The United States' Mirai Nagasu reacts after her performance Monday.

When she was passed over for an Olympic spot in 2014, Mirai Nagasu considered giving up figure skating. Instead, she used the snub as motivation.

It’s a good thing she stuck with it. On Sunday, Nagasu, 24, became the first American woman to land a triple axel during the Olympics, helping lift the U.S. team to a bronze medal in team competition.

“This is definitely history, or herstory, whatever way you want to put it,” she said after her performance.

The triple axel — a jump with 3 1/2 rotations, and the only one with a forward-facing takeoff — is the rarest of feats in figure skating.

Just seven women have successfully landed one in competition, including Tonya Harding at Skate America in 1991, a pivotal moment in the Oscar-nominated biopic “I, Tonya,” about the disgraced two-time Olympian. Though it was Harding’s signature move, she never landed one in the Olympics.

Nagasu became the third woman to land the triple axel at the Olympics.
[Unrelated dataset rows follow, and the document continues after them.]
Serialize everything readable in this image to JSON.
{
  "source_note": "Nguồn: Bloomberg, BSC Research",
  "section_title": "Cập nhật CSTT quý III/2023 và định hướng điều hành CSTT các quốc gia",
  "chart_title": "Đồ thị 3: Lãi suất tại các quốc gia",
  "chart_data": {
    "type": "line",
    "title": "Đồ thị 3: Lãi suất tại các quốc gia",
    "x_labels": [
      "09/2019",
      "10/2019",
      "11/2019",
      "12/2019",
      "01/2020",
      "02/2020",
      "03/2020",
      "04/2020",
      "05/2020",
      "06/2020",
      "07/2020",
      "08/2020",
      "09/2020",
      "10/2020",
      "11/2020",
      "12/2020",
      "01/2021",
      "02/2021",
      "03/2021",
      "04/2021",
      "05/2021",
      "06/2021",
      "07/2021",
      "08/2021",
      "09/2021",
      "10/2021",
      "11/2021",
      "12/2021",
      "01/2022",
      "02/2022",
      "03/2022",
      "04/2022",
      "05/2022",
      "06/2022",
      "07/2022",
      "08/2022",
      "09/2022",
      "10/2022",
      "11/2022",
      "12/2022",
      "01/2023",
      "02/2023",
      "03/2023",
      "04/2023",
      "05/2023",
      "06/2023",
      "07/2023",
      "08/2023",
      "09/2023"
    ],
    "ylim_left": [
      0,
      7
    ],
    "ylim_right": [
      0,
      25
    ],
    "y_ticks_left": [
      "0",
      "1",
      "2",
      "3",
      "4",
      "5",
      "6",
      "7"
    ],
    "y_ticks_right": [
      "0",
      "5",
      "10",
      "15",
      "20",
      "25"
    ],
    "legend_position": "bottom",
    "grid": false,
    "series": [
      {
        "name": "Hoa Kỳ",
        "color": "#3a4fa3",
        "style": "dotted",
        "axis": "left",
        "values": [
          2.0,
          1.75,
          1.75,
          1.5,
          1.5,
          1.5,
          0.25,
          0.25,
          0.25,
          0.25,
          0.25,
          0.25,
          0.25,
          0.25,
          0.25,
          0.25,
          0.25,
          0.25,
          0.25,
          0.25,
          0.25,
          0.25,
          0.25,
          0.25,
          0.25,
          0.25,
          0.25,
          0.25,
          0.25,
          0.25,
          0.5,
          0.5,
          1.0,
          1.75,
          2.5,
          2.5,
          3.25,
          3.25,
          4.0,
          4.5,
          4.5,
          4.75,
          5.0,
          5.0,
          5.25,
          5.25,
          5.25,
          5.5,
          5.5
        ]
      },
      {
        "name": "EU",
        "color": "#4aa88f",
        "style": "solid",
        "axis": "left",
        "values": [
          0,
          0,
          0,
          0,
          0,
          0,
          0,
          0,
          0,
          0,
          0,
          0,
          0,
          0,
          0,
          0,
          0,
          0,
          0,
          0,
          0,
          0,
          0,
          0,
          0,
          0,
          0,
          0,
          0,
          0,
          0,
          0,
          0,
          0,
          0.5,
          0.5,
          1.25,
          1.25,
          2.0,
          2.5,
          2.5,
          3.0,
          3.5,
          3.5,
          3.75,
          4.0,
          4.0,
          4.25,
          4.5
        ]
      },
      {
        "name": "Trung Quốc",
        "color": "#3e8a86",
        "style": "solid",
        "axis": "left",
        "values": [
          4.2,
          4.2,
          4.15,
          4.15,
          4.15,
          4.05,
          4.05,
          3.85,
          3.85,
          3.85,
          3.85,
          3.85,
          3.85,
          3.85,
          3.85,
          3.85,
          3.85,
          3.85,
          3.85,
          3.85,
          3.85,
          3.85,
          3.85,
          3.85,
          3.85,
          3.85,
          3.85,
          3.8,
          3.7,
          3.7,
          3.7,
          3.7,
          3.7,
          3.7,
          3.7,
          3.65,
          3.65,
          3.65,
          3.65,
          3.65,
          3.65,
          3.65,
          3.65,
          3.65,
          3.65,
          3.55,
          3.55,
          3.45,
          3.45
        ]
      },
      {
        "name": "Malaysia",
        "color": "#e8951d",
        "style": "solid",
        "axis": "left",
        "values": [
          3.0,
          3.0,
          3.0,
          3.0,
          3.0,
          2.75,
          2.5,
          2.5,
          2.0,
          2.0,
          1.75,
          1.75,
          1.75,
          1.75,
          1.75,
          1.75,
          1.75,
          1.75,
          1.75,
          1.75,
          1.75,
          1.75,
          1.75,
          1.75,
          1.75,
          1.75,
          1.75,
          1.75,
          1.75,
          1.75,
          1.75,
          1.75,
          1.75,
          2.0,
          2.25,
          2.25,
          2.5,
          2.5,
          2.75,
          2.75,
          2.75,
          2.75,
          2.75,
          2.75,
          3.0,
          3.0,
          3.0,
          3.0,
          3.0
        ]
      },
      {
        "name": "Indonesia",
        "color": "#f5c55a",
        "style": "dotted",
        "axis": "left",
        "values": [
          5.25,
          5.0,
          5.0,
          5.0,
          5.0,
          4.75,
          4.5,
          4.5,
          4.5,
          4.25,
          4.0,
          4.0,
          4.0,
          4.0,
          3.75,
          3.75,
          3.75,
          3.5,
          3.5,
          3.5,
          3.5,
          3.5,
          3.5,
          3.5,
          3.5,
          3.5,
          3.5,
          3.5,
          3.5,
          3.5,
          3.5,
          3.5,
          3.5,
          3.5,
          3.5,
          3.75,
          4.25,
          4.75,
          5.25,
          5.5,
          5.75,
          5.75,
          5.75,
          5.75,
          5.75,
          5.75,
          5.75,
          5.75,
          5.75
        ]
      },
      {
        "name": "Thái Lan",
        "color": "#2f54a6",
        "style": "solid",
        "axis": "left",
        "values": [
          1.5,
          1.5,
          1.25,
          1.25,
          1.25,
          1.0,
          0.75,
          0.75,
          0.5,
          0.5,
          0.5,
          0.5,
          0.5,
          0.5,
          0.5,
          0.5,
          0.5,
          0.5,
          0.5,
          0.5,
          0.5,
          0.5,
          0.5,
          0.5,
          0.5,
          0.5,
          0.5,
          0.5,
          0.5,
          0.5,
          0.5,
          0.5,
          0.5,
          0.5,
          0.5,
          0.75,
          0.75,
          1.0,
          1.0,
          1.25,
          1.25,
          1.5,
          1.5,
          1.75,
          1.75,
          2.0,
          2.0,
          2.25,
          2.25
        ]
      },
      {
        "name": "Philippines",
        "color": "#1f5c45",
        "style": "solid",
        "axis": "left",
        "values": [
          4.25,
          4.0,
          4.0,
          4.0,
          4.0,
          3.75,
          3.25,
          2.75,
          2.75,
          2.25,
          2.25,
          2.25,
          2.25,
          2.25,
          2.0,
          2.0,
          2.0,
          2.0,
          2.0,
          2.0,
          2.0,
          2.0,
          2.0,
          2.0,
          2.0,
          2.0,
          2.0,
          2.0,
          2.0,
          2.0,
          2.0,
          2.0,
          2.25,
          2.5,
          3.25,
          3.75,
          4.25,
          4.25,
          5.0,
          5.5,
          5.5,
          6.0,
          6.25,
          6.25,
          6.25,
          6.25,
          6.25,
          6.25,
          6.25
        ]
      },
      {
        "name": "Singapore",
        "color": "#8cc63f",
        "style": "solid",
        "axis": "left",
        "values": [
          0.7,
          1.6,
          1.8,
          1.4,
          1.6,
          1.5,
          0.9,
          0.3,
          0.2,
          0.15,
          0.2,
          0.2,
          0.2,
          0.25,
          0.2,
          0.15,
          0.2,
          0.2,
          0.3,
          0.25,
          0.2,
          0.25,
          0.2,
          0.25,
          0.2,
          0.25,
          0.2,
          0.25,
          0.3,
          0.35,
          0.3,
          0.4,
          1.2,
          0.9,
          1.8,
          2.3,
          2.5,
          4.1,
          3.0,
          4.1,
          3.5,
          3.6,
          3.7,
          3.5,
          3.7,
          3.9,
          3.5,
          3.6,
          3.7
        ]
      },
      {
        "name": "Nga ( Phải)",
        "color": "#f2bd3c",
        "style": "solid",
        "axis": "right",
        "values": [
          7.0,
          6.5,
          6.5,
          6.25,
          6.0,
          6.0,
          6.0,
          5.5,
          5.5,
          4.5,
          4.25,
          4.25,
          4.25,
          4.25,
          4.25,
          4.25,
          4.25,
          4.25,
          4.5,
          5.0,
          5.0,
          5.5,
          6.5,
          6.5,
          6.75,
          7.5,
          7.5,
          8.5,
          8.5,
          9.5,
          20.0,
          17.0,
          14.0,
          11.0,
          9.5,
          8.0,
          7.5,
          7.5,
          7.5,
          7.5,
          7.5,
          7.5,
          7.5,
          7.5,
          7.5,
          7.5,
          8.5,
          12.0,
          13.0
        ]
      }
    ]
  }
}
Two Japanese athletes, Midori Ito, in 1992, and Mao Asada, in 2010 and 2014, were the previous women to land the jump in Olympic competition. The jump has become more common for male skaters since Brian Orser, a Canadian, was the first to land one in 1984 at Sarajevo.

Nagasu’s performance Sunday, set to “Miss Saigon,” included eight other triple jumps and earned her a score of 137.43 points, good for second place in the free skate.

It was not the first time she has landed the triple axel, having first pulled it off at the U.S. International Figure Skating Classic in September. In an article on Team USA’s website, she said the rare feat would help to reclaim her spot on the Olympic team.

“This year I was able to really get a feel for it and so when I started to land it, it was a very satisfactory feeling,” she said in December. “I could always visualize myself doing the jump, it was just getting my muscles to react as they needed to.”

She said she was successful about 70 percent of the time during practice in the summer, increasing to about 80 percent in the fall. By December, she said it was “as good if not better than some of my other jumps.”

She won her first U.S. Figure Skating championship at 14, becoming the second-youngest senior women’s winner. She placed fourth in the women’s event at the 2010 Olympics when she was 16.

But her absence on the 2014 Olympic team, a year in which she placed third at the U.S. championships but was passed over for Ashley Wagner, left her heartbroken.

Adam Rippon, a runaway star for the men’s team this year, was also left off the team in 2014, and they leaned on each other for support, he told Team USA’s website.

“It wasn’t good,” he said. “I told her as we were going through that, I said, ‘Mirai, I’m so lucky to have you by my side. We’re going to get through this together.’ And I kept telling her. I say it every five minutes. We room together at the village.”

Nagasu, from Arcadia, California, was the first American woman to return to the team after being left off at a prior Olympics.

And she appeared to be relishing the moment. On Twitter, she said she was “still on cloud nine”:

“Today has been the best day ever,” she said.